Pertanyaan inilah yang belum terjawab sampai sekarang. Yang jelas terjadi, Pangkostrad yang akhirnya hadir untuk melantik Gubernur Akmil. Mungkinkah ini semacam sinyal, bahwa Pangkostrad Letjen Pramono merupakan KSAD berikutnya, sehingga salah satu persiapannya adalah "magang" sebagai KSAD, dengan cara melantik Gubernur Akmil. Bila benar Letjen Pramono sebagai KSAD berikutnya, maka akan terjadi lompatan generasi, dari Angkatan 1976 (George Toisutta) ke Angkatan 1980 (Letjen Pramono), sehingga Angkatan 1977 dan Angkatan 1978 seolah terlewati begitu saja.
Agar kesenjangan generasi itu tidak terlampau lebar, maka WAKSAD akan segera diisi oleh Angkatan 1978, yaitu Letjen Budiman (lulusan terbaik 1978, kini masih menjabat sebagai Komandan Kodiklat TNI AD), menggantikan WAKSAD sekarang (Letjen Suryo Prabowo) yang kebetulan juga dari Angkatan 1976. Pada Juni 2011 Jenderal George akan pensiun, berarti pada Mei ini, akan terjadi pergantian KSAD, dan KSAD baru tersebut kemungkinan besar adalah figur yang sedang kita bahas ini.

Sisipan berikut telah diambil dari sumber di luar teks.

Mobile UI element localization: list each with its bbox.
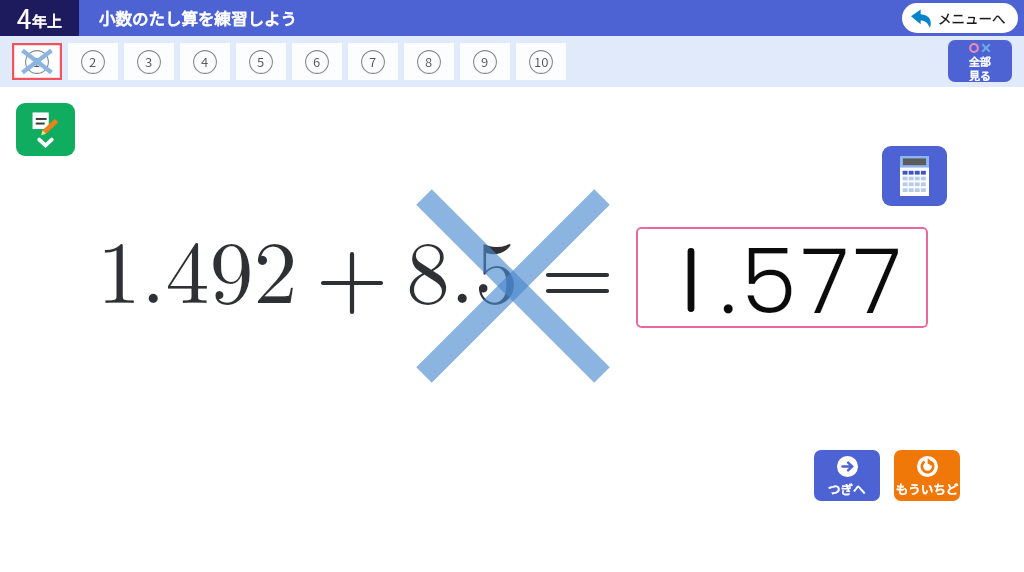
staticText: 9	[481, 52, 489, 71]
staticText: 1.492	[97, 204, 298, 329]
staticText: 7	[369, 52, 377, 71]
staticText: 3	[145, 52, 153, 71]
staticText: 4	[201, 52, 209, 71]
button[interactable]: 3	[124, 43, 174, 80]
staticText: 10	[534, 52, 549, 71]
staticText: 小数のたし算を練習しよう	[99, 6, 297, 30]
button[interactable]: もういちど	[894, 450, 960, 501]
button[interactable]: 4	[180, 43, 230, 80]
staticText: 1	[33, 52, 41, 71]
button[interactable]: 全部	[948, 40, 1012, 82]
button[interactable]: 7	[348, 43, 398, 80]
staticText: 8.5	[406, 204, 519, 329]
staticText: 6	[313, 52, 321, 71]
staticText: つぎへ	[828, 479, 866, 497]
staticText: 見る	[969, 67, 991, 81]
button[interactable]: つぎへ	[814, 450, 880, 501]
staticText: 年上	[32, 10, 63, 32]
button[interactable]: 8	[404, 43, 454, 80]
staticText: 4	[17, 0, 32, 35]
button[interactable]: メニューへ	[902, 3, 1018, 33]
button[interactable]: 9	[460, 43, 510, 80]
button[interactable]: 4	[0, 0, 79, 36]
staticText: .577	[720, 227, 906, 320]
staticText: メニューへ	[938, 8, 1006, 28]
button[interactable]: .577	[636, 227, 928, 328]
button[interactable]: 5	[236, 43, 286, 80]
staticText: もういちど	[896, 479, 959, 497]
staticText: 8	[425, 52, 433, 71]
staticText: 2	[89, 52, 97, 71]
button[interactable]: 6	[292, 43, 342, 80]
button[interactable]: 2	[68, 43, 118, 80]
button[interactable]: 10	[516, 43, 566, 80]
staticText: 5	[257, 52, 265, 71]
button[interactable]: 計算機	[882, 146, 947, 206]
staticText: 全部	[969, 53, 991, 67]
button[interactable]: メモ	[16, 103, 75, 156]
button[interactable]: 1	[12, 43, 62, 80]
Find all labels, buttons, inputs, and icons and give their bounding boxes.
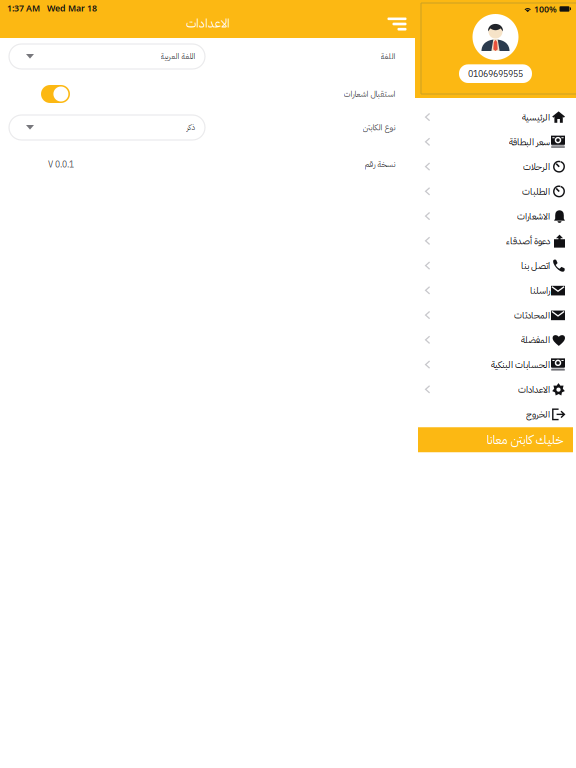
button[interactable]: الطلبات xyxy=(415,179,576,204)
staticText: 1:37 AM xyxy=(7,2,40,14)
staticText: الاشعارات xyxy=(516,209,550,223)
staticText: اللغة xyxy=(380,50,395,63)
staticText: Wed Mar 18 xyxy=(47,2,97,14)
button[interactable]: راسلنا xyxy=(415,278,576,303)
staticText: الرحلات xyxy=(522,160,550,174)
button[interactable]: الاشعارات xyxy=(415,204,576,229)
button[interactable]: اتصل بنا xyxy=(415,254,576,278)
button[interactable]: المحادثات xyxy=(415,303,576,328)
button[interactable]: اللغة العربية xyxy=(9,44,205,69)
button[interactable]: المفضلة xyxy=(415,328,576,353)
button[interactable]: ذكر xyxy=(9,115,205,140)
button[interactable]: الحسابات البنكية xyxy=(415,352,576,377)
staticText: نسخة رقم xyxy=(364,158,395,170)
button[interactable]: الرئيسية xyxy=(415,105,576,130)
button[interactable]: Receive notifications xyxy=(41,85,70,103)
button[interactable]: دعوة أصدقاء xyxy=(415,229,576,254)
staticText: استقبال اشعارات xyxy=(343,88,395,100)
staticText: راسلنا xyxy=(530,284,550,298)
staticText: 01069695955 xyxy=(468,68,523,79)
button[interactable]: خليك كابتن معانا xyxy=(418,427,573,452)
button[interactable]: Menu xyxy=(382,11,412,37)
staticText: الرئيسية xyxy=(522,110,550,124)
staticText: اتصل بنا xyxy=(520,259,550,273)
staticText: اللغة العربية xyxy=(160,51,195,62)
staticText: الاعدادات xyxy=(186,14,230,33)
button[interactable]: الرحلات xyxy=(415,154,576,179)
staticText: 100% xyxy=(534,3,557,15)
staticText: ذكر xyxy=(186,122,195,133)
staticText: الخروج xyxy=(526,407,550,421)
staticText: الطلبات xyxy=(522,185,550,199)
staticText: خليك كابتن معانا xyxy=(486,430,563,449)
staticText: V 0.0.1 xyxy=(48,159,74,170)
staticText: سعر البطاقة xyxy=(508,135,550,149)
button[interactable]: الاعدادات xyxy=(415,377,576,402)
staticText: الاعدادات xyxy=(518,383,550,397)
staticText: الحسابات البنكية xyxy=(490,358,550,372)
staticText: نوع الكابتن xyxy=(362,121,395,134)
staticText: المحادثات xyxy=(514,308,550,322)
staticText: المفضلة xyxy=(520,333,550,347)
button[interactable]: الخروج xyxy=(415,402,576,427)
staticText: دعوة أصدقاء xyxy=(506,234,550,248)
button[interactable]: سعر البطاقة xyxy=(415,130,576,155)
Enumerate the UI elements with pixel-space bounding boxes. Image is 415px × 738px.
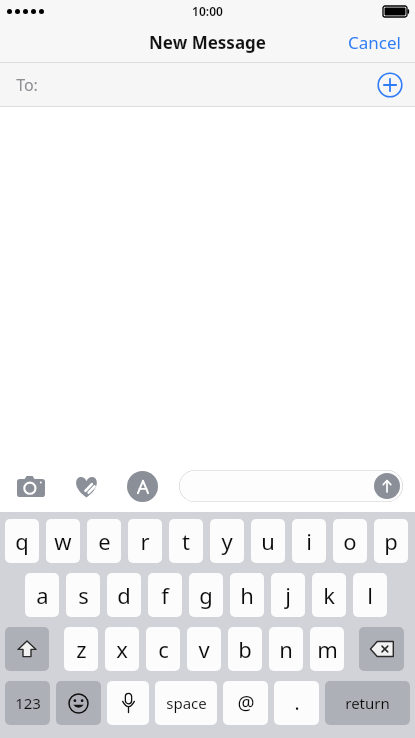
staticText: New Message — [149, 31, 266, 54]
button[interactable]: space — [155, 681, 217, 725]
staticText: 123 — [15, 693, 41, 713]
staticText: b — [238, 634, 252, 664]
staticText: o — [343, 526, 357, 556]
staticText: s — [78, 580, 89, 610]
staticText: . — [294, 690, 300, 716]
button[interactable]: Digital Touch — [71, 471, 101, 501]
button[interactable]: z — [64, 627, 98, 671]
staticText: z — [76, 634, 87, 664]
button[interactable]: @ — [223, 681, 268, 725]
staticText: w — [54, 526, 72, 556]
button[interactable]: Shift — [5, 627, 49, 671]
button[interactable]: r — [128, 519, 162, 563]
button[interactable]: s — [66, 573, 100, 617]
staticText: c — [158, 634, 169, 664]
button[interactable]: App Store — [127, 471, 158, 502]
staticText: k — [323, 580, 335, 610]
button[interactable]: j — [271, 573, 305, 617]
button[interactable]: b — [228, 627, 262, 671]
button[interactable]: return — [325, 681, 410, 725]
button[interactable]: Camera — [16, 471, 46, 501]
button[interactable]: p — [374, 519, 408, 563]
staticText: space — [166, 693, 207, 713]
button[interactable]: Cancel — [334, 25, 415, 60]
staticText: return — [345, 693, 390, 713]
staticText: t — [182, 526, 190, 556]
staticText: x — [116, 634, 128, 664]
button[interactable]: w — [46, 519, 80, 563]
staticText: q — [15, 526, 29, 556]
staticText: To: — [16, 74, 38, 96]
staticText: y — [221, 526, 233, 556]
button[interactable]: g — [189, 573, 223, 617]
button[interactable]: f — [148, 573, 182, 617]
button[interactable]: u — [251, 519, 285, 563]
button[interactable]: q — [5, 519, 39, 563]
button[interactable]: h — [230, 573, 264, 617]
button[interactable]: . — [274, 681, 319, 725]
button[interactable]: Send — [179, 470, 403, 502]
staticText: i — [306, 526, 312, 556]
button[interactable]: Send — [374, 473, 400, 499]
button[interactable]: Emoji — [56, 681, 101, 725]
button[interactable]: m — [310, 627, 344, 671]
button[interactable]: a — [25, 573, 59, 617]
button[interactable]: Backspace — [359, 627, 404, 671]
staticText: e — [98, 526, 111, 556]
staticText: @ — [237, 690, 255, 716]
staticText: d — [117, 580, 131, 610]
button[interactable]: l — [353, 573, 387, 617]
button[interactable]: x — [105, 627, 139, 671]
button[interactable]: e — [87, 519, 121, 563]
button[interactable]: y — [210, 519, 244, 563]
button[interactable]: c — [146, 627, 180, 671]
staticText: u — [261, 526, 275, 556]
staticText: g — [199, 580, 213, 610]
staticText: 10:00 — [192, 3, 223, 19]
button[interactable]: o — [333, 519, 367, 563]
button[interactable]: t — [169, 519, 203, 563]
button[interactable]: 123 — [5, 681, 50, 725]
staticText: n — [279, 634, 293, 664]
button[interactable]: d — [107, 573, 141, 617]
button[interactable]: Add contact — [377, 72, 403, 98]
button[interactable]: To: — [0, 63, 415, 106]
staticText: f — [161, 580, 169, 610]
staticText: j — [285, 580, 291, 610]
staticText: a — [36, 580, 49, 610]
button[interactable]: i — [292, 519, 326, 563]
button[interactable]: n — [269, 627, 303, 671]
staticText: m — [317, 634, 338, 664]
staticText: h — [240, 580, 254, 610]
staticText: l — [367, 580, 373, 610]
staticText: p — [384, 526, 398, 556]
staticText: v — [198, 634, 210, 664]
staticText: r — [140, 526, 150, 556]
button[interactable]: Dictation — [107, 681, 149, 725]
button[interactable]: k — [312, 573, 346, 617]
button[interactable]: v — [187, 627, 221, 671]
staticText: Cancel — [348, 31, 401, 54]
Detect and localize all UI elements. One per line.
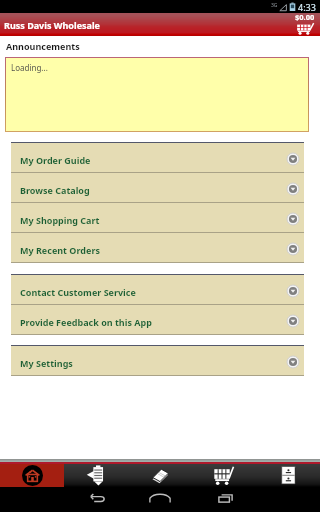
button[interactable]: Home (0, 464, 64, 487)
staticText: Browse Catalog (20, 184, 287, 196)
staticText: Russ Davis Wholesale (4, 19, 100, 31)
staticText: Contact Customer Service (20, 286, 287, 298)
button[interactable]: My Shopping Cart (11, 203, 304, 232)
staticText: $0.00 (295, 12, 315, 22)
staticText: Announcements (6, 40, 80, 52)
staticText: My Settings (20, 357, 287, 369)
button[interactable]: Shopping cart (295, 12, 315, 35)
button[interactable]: Browse Catalog (11, 173, 304, 202)
button[interactable]: Order guide (64, 464, 128, 487)
staticText: My Recent Orders (20, 244, 287, 256)
button[interactable]: My Settings (11, 346, 304, 375)
staticText: My Order Guide (20, 154, 287, 166)
button[interactable]: Recent apps (203, 485, 248, 510)
staticText: 3G (271, 2, 278, 9)
button[interactable]: My Order Guide (11, 143, 304, 172)
button[interactable]: Contact Customer Service (11, 275, 304, 304)
button[interactable]: Home (137, 485, 182, 510)
staticText: Loading... (11, 62, 48, 73)
staticText: Provide Feedback on this App (20, 316, 287, 328)
button[interactable]: Contact (256, 464, 320, 487)
button[interactable]: Catalog (128, 464, 192, 487)
button[interactable]: Back (75, 485, 120, 510)
staticText: 4:33 (298, 1, 316, 13)
button[interactable]: Provide Feedback on this App (11, 305, 304, 334)
button[interactable]: Cart (192, 464, 256, 487)
staticText: My Shopping Cart (20, 214, 287, 226)
button[interactable]: My Recent Orders (11, 233, 304, 262)
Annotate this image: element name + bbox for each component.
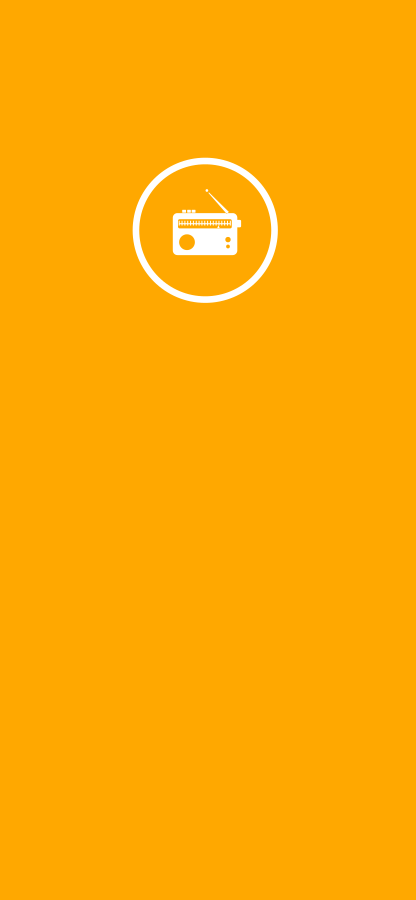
image: Radio app logo bbox=[0, 0, 416, 900]
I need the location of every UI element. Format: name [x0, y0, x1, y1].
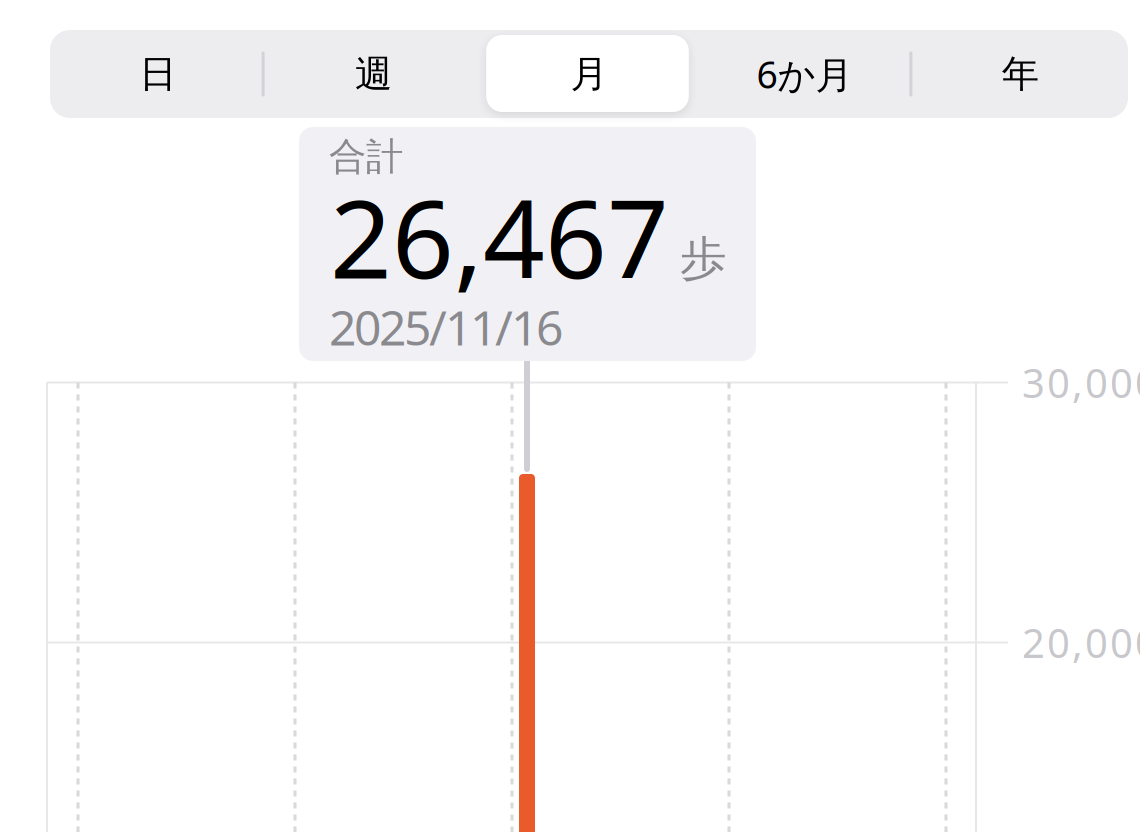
button[interactable]: 6か月: [697, 30, 912, 118]
staticText: 26,467: [330, 165, 669, 308]
button[interactable]: 月: [481, 30, 697, 118]
staticText: 週: [355, 51, 392, 97]
staticText: 30,000: [1022, 356, 1140, 409]
staticText: 合計: [329, 134, 403, 180]
staticText: 2025/11/16: [329, 295, 563, 359]
staticText: 年: [1002, 51, 1039, 97]
staticText: 歩: [680, 230, 727, 287]
staticText: 6か月: [757, 49, 853, 99]
button[interactable]: 日: [50, 30, 266, 118]
staticText: 月: [570, 51, 608, 97]
staticText: 日: [139, 51, 176, 97]
button[interactable]: 週: [266, 30, 481, 118]
staticText: 20,000: [1022, 616, 1140, 669]
button[interactable]: 年: [912, 30, 1128, 118]
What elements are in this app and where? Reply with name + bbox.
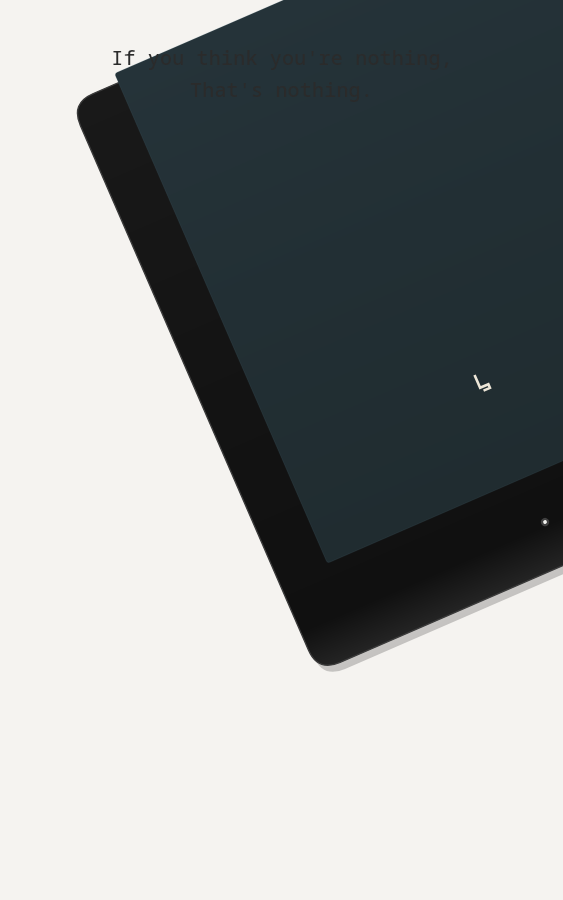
- staticText: That's nothing.: [190, 76, 373, 103]
- staticText: If you think you're nothing,: [111, 44, 453, 71]
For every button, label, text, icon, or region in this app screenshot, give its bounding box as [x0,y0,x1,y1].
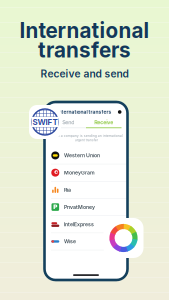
button[interactable]: Western Union [44,147,128,164]
staticText: transfers [38,38,131,62]
staticText: PrivatMoney [64,204,95,210]
staticText: Send [62,119,74,126]
staticText: Western Union [64,152,100,159]
button[interactable]: P [44,199,128,216]
button[interactable]: Receive [86,119,122,128]
staticText: Receive [94,119,113,126]
staticText: Wise [64,238,76,245]
staticText: MoneyGram [64,170,95,176]
button[interactable]: IntelExpress [44,216,128,233]
staticText: International transfers [58,109,112,115]
button[interactable]: Wise [44,233,128,250]
staticText: P [53,203,57,211]
button[interactable]: Send [50,119,86,128]
staticText: Ria [64,187,71,193]
staticText: Where a company is sending an internatio… [50,134,122,142]
button[interactable]: Close [118,110,122,114]
button[interactable]: MoneyGram [44,164,128,182]
staticText: International [20,18,150,43]
staticText: SWIFT [32,117,58,127]
staticText: IntelExpress [64,221,94,227]
button[interactable]: Ria [44,182,128,199]
staticText: Receive and send [40,68,128,80]
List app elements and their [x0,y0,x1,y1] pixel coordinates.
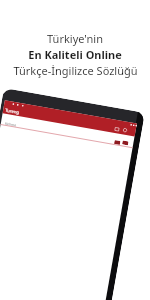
staticText: Türkçe-İngilizce Sözlüğü [13,63,138,78]
staticText: Tureng [5,108,20,116]
button[interactable]: Settings [121,126,129,134]
button[interactable]: Search [122,140,129,145]
staticText: En Kaliteli Online [28,47,122,62]
button[interactable]: History [113,126,121,134]
button[interactable]: Swap languages [114,140,121,145]
staticText: Kelime [4,121,17,128]
staticText: Türkiye'nin [47,31,103,46]
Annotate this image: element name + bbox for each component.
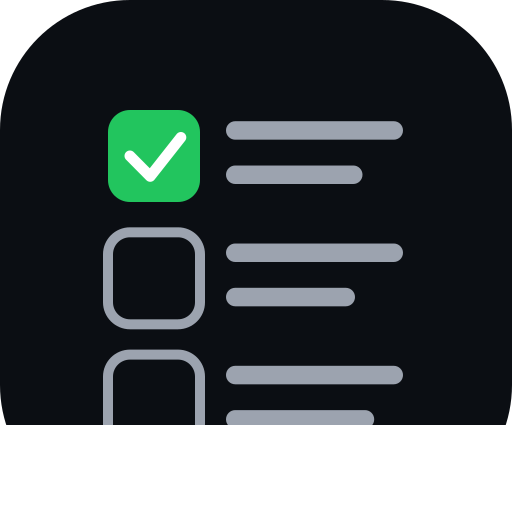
button[interactable]: Call the dentist, not completed bbox=[108, 355, 403, 447]
button[interactable]: Walk the dog, not completed bbox=[108, 232, 403, 324]
button[interactable]: Buy groceries, completed bbox=[108, 110, 403, 202]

Statusnya sebagai anak Sarwo Edhi memang sangat menguntungkan. Sejak menjadi perwira muda, dia sudah memperoleh perhatian khusus. Patung setengah badan Sarwo Edhi terpasang di depan Markas Komando Kopassus di Cijantung, karena Sarwo Edhi sudah seperti legenda bagi Kopassus, dan kekuatan figur ayahnya, adalah modal politik dan sosial yang sangat penting bagi Pramono EW.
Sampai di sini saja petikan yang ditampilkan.